Non basta l’indicazione “omesso o carente versamento” per motivare la pretesa fiscale
di Nicola Fasano
Nulla la cartella che indichi a fondamento della pretesa erariale la semplice dizione “carente o omesso versamento”. E’ quanto ha concluso la Corte di Cassazione con la recente ordinanza n. 20211 del 3 settembre 2013.
La pronunica, molto stringata, ha così deciso in merito al ricorso proposto dall’Agenzia delle Entrate contro la sentenza della Ctr Lazio n. 808/40/09 del 28 dicembre 2009 che accoglieva l’appello della contribuente avverso la sentenza di primo grado dichiarando la nullità di cartella esattoriale relativa ai redditi IRPEF 2001. In particolare la Suprema Corte ha ritenuto che l’indicazione di un “omesso o carente versamento” non costituisce adeguata motivazione di una pretesa fiscale.
Fra l’altro la contribuente non si è neanche costituita in giudizio, il che avvalora ulteriormente le conclusioni a cui è addivenuta la Suprema Corte secondo cui, inoltre, l’eventuale contestazione da parte dell’Agenzia circa l’insufficienza della motivazione doveva, semmai, essere fatta nel giudizio di merito tramite il mezzo revocatorio e non rivolgendosi ai giudici di legittimità.
E’ di tutta evidenza la delicatezza della questione che ha una portata molto ampia visto che praticamente tutte le cartelle recano come unica motivazione (se così la si vuole chiamare) la frase “carente o omesso versamento” e una serie di codici riguardanti i vari tributi, risultando di difficile comprensione.
Il principio espresso dalla Cassazione pertanto potrebbe avere un impatto molto rilevante soprattutto in quei casi in cui la cartella segua un avviso bonario (che non è atto impositivo e, in particolare nell’ambito dei controlli formali ex. art. 36-bis, D.P.R. 600/1973, reca di fatto indicazioni numeriche molto criptiche, senza alcuna apprezzabile spiegazione) o, a maggior ragione, quando l’avviso bonario manchi del tutto (questa ipotesi è abbastanza frequente qualora l’Ufficio a seguito del controllo automatico della dichiarazione non riscontri irregolarità o errori di calcolo, ma “semplicemente” l’omesso o l’insufficiente versamento).
Occorre, tuttavia, non lasciarsi andare a facili entusiasmi.
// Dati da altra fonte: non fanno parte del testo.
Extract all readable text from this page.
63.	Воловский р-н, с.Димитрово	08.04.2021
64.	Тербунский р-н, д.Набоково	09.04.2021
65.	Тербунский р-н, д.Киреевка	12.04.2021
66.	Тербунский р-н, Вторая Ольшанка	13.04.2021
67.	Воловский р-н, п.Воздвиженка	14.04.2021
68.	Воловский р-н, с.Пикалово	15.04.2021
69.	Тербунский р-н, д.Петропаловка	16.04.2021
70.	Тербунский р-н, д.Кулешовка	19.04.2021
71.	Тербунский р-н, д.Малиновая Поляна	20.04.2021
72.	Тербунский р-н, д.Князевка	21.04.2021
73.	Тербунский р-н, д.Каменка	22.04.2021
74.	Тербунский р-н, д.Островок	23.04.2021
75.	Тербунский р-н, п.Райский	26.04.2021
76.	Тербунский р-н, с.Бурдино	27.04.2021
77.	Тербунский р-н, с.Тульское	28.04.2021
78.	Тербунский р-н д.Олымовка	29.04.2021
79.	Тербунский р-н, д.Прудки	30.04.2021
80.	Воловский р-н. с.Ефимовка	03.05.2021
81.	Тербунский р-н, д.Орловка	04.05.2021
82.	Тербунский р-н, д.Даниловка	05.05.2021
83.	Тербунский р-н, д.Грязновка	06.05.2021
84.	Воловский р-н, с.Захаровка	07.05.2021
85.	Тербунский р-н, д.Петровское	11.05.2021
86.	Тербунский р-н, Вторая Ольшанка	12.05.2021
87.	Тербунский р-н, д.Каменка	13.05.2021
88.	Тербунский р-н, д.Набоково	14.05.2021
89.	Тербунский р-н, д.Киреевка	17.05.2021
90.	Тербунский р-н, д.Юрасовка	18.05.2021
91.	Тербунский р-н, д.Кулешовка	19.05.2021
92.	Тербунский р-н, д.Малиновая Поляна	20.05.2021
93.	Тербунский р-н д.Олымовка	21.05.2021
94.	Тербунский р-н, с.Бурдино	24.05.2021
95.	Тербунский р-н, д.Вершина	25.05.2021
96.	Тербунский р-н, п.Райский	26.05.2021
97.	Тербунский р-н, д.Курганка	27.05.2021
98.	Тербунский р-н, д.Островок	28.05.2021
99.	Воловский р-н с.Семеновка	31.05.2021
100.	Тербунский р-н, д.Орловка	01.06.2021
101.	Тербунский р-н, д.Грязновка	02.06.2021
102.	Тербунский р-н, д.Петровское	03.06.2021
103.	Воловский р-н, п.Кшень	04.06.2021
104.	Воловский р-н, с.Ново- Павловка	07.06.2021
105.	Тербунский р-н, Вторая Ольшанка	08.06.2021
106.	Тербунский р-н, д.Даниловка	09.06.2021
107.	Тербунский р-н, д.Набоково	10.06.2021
La stessa Cassazione ha assunto posizioni completamente differenti sul tema della motivazione delle cartelle.
Con la sentenza 2373/2013 (che a sua volta richiama la pronuncia 1722/2010 a Sezioni Unite della stessa Corte), ad esempio, i giudici di legittimità hanno ritenuto che l’assenza di motivazione della cartella esattoriale non può condurre alla dichiarazione di nullità, allorché la cartella sia stata impugnata dal contribuente il quale abbia dimostrato in tal modo di avere piena conoscenza dei presupposti dell’imposizione, per averli puntualmente contestati, ed abbia omesso di allegare e specificamente provare quale sia stato in concreto il pregiudizio che il vizio dell’atto abbia determinato al suo diritto di difesa. Va osservato, tuttavia, che tale pronuncia riguardava una cartella derivante da avviso di accertamento, atto che generalmente contiene una corposa parte motiva.
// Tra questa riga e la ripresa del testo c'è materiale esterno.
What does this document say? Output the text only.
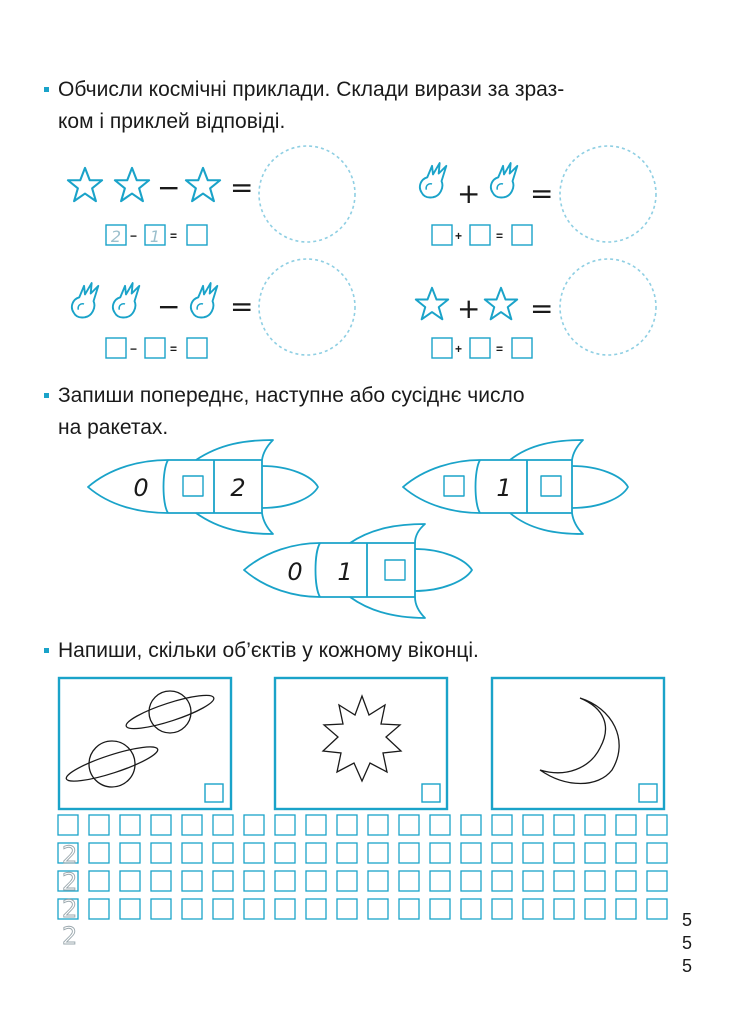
Обчисли космічні приклади. Склади вирази за зраз-
ком і приклей відповіді.
− =
2 − 1 =
+ =
+	=
− =
−	=
+ =
+	=
Запиши попереднє, наступне або сусіднє число
на ракетах.
0	2	1
0 1
Напиши, скільки об’єктів у кожному віконці.
2
2
2
2
5
5
5
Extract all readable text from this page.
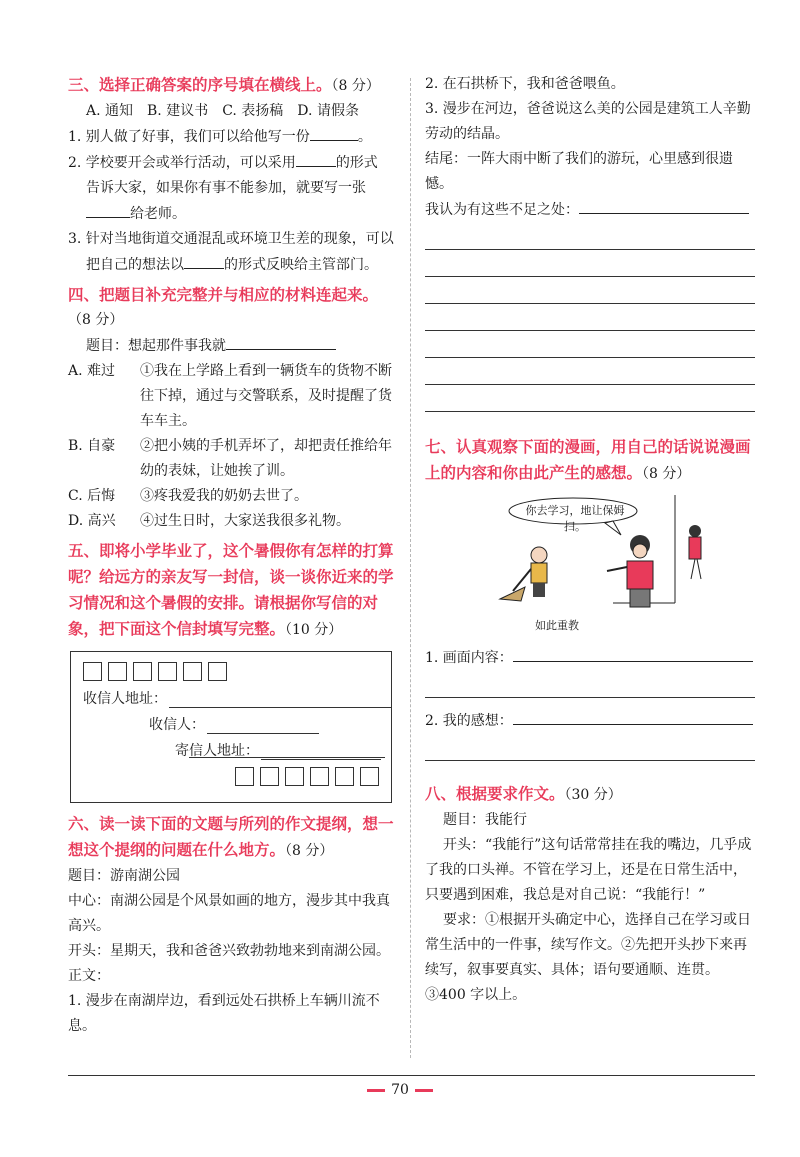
三、选择正确答案的序号填在横线上。（8 分）

A. 通知　B. 建议书　C. 表扬稿　D. 请假条

1. 别人做了好事，我们可以给他写一份	。

2. 学校要开会或举行活动，可以采用	的形式

告诉大家，如果你有事不能参加，就要写一张

给老师。

3. 针对当地街道交通混乱或环境卫生差的现象，可以

把自己的想法以	的形式反映给主管部门。

四、把题目补充完整并与相应的材料连起来。

（8 分）

题目：想起那件事我就

A. 难过	①我在上学路上看到一辆货车的货物不断往下掉，通过与交警联系，及时提醒了货车车主。
B. 自豪	②把小姨的手机弄坏了，却把责任推给年幼的表妹，让她挨了训。
C. 后悔	③疼我爱我的奶奶去世了。
D. 高兴	④过生日时，大家送我很多礼物。

五、即将小学毕业了，这个暑假你有怎样的打算呢？给远方的亲友写一封信，谈一谈你近来的学习情况和这个暑假的安排。请根据你写信的对象，把下面这个信封填写完整。（10 分）

收信人地址：
收信人：
寄信人地址：

六、读一读下面的文题与所列的作文提纲，想一想这个提纲的问题在什么地方。（8 分）

题目：游南湖公园

中心：南湖公园是个风景如画的地方，漫步其中我真高兴。

开头：星期天，我和爸爸兴致勃勃地来到南湖公园。

正文：

1. 漫步在南湖岸边，看到远处石拱桥上车辆川流不息。

2. 在石拱桥下，我和爸爸喂鱼。

3. 漫步在河边，爸爸说这么美的公园是建筑工人辛勤劳动的结晶。

结尾：一阵大雨中断了我们的游玩，心里感到很遗憾。

我认为有这些不足之处：

七、认真观察下面的漫画，用自己的话说说漫画上的内容和你由此产生的感想。（8 分）

你去学习，地让保姆扫。
如此重教

1. 画面内容：

2. 我的感想：

八、根据要求作文。（30 分）

题目：我能行

开头：“我能行”这句话常常挂在我的嘴边，几乎成了我的口头禅。不管在学习上，还是在日常生活中，只要遇到困难，我总是对自己说：“我能行！”

要求：①根据开头确定中心，选择自己在学习或日常生活中的一件事，续写作文。②先把开头抄下来再续写，叙事要真实、具体；语句要通顺、连贯。③400 字以上。

70
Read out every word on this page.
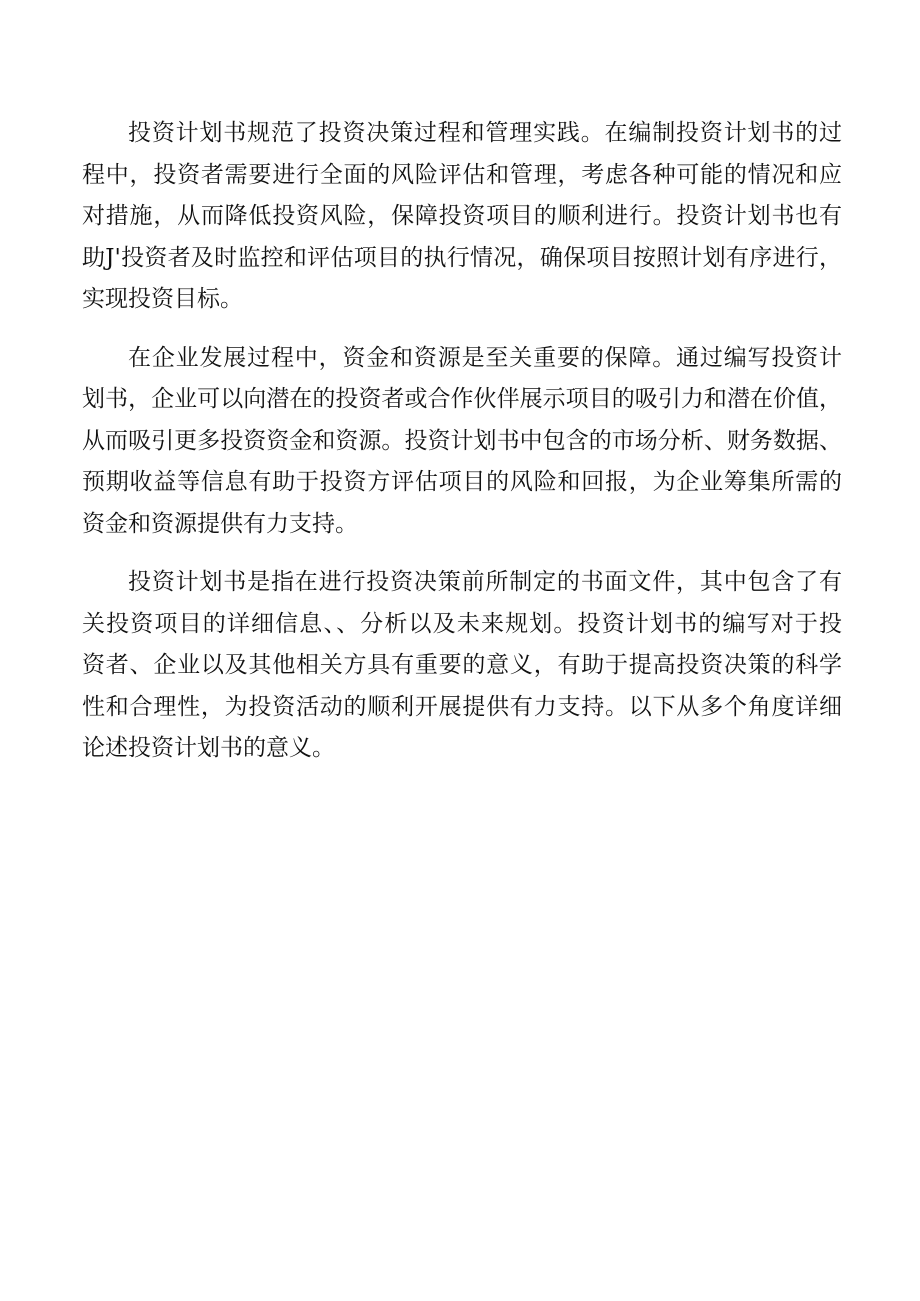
投资计划书规范了投资决策过程和管理实践。在编制投资计划书的过
程中，投资者需要进行全面的风险评估和管理，考虑各种可能的情况和应
对措施，从而降低投资风险，保障投资项目的顺利进行。投资计划书也有
助J'投资者及时监控和评估项目的执行情况，确保项目按照计划有序进行，
实现投资目标。

在企业发展过程中，资金和资源是至关重要的保障。通过编写投资计
划书，企业可以向潜在的投资者或合作伙伴展示项目的吸引力和潜在价值，
从而吸引更多投资资金和资源。投资计划书中包含的市场分析、财务数据、
预期收益等信息有助于投资方评估项目的风险和回报，为企业筹集所需的
资金和资源提供有力支持。

投资计划书是指在进行投资决策前所制定的书面文件，其中包含了有
关投资项目的详细信息、、分析以及未来规划。投资计划书的编写对于投
资者、企业以及其他相关方具有重要的意义，有助于提高投资决策的科学
性和合理性，为投资活动的顺利开展提供有力支持。以下从多个角度详细
论述投资计划书的意义。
Si tratta, inoltre, di temi su cui, purtroppo, la “ragion di Stato” spesso prende il sopravvento sugli aspetti strettamente giuridici: è abbastanza recente per esempio il “salvataggio retroattivo” che lo stesso legislatore (art. 36, comma 4-ter, D.L. n. 248 del 2007) ha messo in atto al fine di sanare le “vecchie” cartelle prive dell’indicazione del responsabile del procedimento.
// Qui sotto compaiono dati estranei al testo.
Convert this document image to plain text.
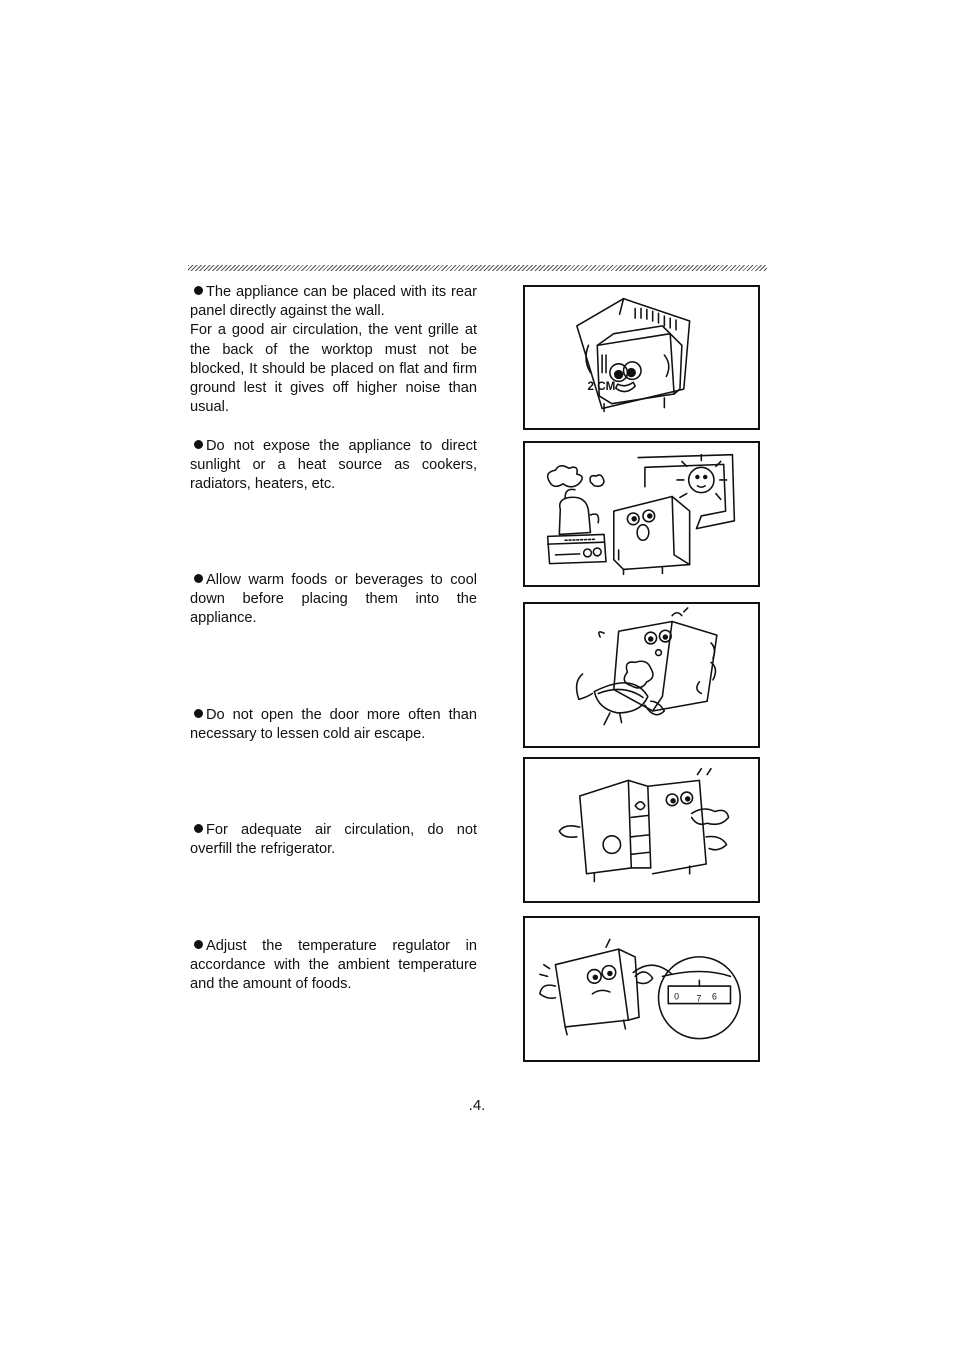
The appliance can be placed with its rear panel directly against the wall.

For a good air circulation, the vent grille at the back of the worktop must not be blocked, It should be placed on flat and firm ground lest it gives off higher noise than usual.

2 CM

Do not expose the appliance to direct sunlight or a heat source as cookers, radiators, heaters, etc.

Allow warm foods or beverages to cool down before placing them into the appliance.

Do not open the door more often than necessary to lessen cold air escape.

For adequate air circulation, do not overfill the refrigerator.

0 7 6

Adjust the temperature regulator in accordance with the ambient temperature and the amount of foods.

.4.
Deve osservarsi però come nel caso affrontato dall’ordinanza 20211/2013 si tratti di vizi non di natura “solo” procedimentale ma ancor più rilevanti poiché impattano direttamente sulle ragioni della pretesa erariale e minano irrimediabilmente il diritto di difesa del contribuente.
In definitiva, l’ordinanza , rappresenta senz’altro un punto a favore del contribuente e una buona carta da giocare in contenzioso, nella consapevolezza però che si dovranno attendere ulteriori conferme dell’orientamento pro contribuente.